What the noble Lord, Lord McColl, is suggesting in this amendment is crucial. We are failing a small number of grievously disadvantaged foreign children. We are talking about hundreds, not thousands. There was a particularly worrying case in Kent, where children who had been trafficked into Kent were being trafficked out by the same traffickers. Fortunately, Kent Police got hold of this, but if there had been a guardian, that guardian would have kept in touch with the child, with any luck, and would probably have been able to prevent it as they would be the one person who would know where the child was and, in any event, would be in touch with the suitable authorities to try to deal with it.
I have been talking to Barnardo’s about whether it would be prepared to offer some sort of service. The most important point that it makes is that there has to be a sufficient legal status because the majority of social services and, indeed, the NHS, talk about the confidentiality of teenage children and so on, so they will not necessarily tell somebody coming in what is going on. If the person has legal status, people have to open their records. In the absence of that sufficient legal status, a wonderful organisation, such as Barnardo’s, the NSPCC, the Children’s Society and so on, would not be able to offer that service, even if it were to be financially supported to do it.
The noble Lord, Lord McColl, has raised a very important issue. He and I were, if I may put it rather bluntly, fobbed off by the Government in 2011 and 2012 on the basis that there would be this report, and nothing is happening now. Children are going missing and are suffering the trauma of trying to cope with inadequate English through the multiplicity of agencies with which they have to deal. Quite simply, it is unjust. It is not good enough, and we as a country should be rather ashamed of ourselves.

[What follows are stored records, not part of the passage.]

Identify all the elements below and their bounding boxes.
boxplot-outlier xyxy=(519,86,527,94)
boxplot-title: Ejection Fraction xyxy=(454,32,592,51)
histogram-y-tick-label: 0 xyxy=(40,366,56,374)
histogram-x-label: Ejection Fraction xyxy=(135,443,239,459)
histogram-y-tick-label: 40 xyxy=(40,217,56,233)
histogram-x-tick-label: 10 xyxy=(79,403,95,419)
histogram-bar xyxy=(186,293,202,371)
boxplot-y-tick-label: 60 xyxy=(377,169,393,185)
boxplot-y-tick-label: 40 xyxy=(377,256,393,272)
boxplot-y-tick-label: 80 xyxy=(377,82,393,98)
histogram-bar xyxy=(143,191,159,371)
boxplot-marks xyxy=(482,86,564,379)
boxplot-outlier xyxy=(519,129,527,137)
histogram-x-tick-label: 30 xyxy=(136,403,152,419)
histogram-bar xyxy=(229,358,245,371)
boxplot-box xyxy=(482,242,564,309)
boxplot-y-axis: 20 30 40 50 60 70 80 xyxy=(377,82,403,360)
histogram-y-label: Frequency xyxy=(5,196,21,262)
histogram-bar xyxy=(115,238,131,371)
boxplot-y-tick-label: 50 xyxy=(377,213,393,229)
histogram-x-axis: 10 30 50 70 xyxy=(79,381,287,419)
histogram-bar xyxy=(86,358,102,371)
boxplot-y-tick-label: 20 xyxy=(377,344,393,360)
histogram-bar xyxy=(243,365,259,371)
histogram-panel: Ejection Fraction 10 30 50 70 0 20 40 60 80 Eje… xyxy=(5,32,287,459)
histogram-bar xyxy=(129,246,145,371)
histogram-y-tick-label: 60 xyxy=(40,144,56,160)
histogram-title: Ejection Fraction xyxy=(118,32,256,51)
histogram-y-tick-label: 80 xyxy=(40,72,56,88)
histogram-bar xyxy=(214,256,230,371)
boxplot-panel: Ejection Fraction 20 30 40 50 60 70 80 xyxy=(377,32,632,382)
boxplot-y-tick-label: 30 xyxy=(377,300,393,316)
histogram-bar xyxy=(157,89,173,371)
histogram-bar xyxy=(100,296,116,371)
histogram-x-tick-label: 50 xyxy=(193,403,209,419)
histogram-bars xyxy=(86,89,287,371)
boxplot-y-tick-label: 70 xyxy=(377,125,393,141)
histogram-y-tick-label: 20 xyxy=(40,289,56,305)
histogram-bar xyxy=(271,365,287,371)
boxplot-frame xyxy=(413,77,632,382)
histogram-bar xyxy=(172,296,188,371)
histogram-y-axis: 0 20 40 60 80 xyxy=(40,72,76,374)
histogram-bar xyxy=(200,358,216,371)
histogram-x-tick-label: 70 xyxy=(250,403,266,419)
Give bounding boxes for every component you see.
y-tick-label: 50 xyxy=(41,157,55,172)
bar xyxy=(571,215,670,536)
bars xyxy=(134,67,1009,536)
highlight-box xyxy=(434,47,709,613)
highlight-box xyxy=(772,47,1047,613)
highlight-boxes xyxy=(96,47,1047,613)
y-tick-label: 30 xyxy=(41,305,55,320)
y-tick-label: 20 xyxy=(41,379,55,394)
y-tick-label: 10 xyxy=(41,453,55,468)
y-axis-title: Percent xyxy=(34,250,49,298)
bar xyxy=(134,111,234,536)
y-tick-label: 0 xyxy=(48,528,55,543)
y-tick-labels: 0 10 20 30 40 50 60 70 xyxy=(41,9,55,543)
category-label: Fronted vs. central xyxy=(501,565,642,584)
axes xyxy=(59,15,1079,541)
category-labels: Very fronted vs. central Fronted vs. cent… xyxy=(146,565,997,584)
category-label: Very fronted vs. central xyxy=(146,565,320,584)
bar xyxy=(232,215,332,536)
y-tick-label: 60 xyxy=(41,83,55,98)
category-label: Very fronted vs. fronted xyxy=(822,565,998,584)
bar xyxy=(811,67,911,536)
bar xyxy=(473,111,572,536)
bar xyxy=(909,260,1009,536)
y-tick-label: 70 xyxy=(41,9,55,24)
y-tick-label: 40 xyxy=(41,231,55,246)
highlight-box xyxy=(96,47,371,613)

My Lords, the noble Lord, Lord McColl, made a very powerful case and referred to the Joint Committee on Human Rights’ report on its inquiry into unaccompanied children. I want to underline that because we took evidence from people in Scotland with experience of the guardianship system there, and I was very impressed by what we were told. We have clear evidence there of how it can work and can support the kind of children whom we have been hearing from. I was not around when the noble Lord first raised this issue, and it is very sad that there has been this long delay. I hope that this House can now do something to rectify that situation.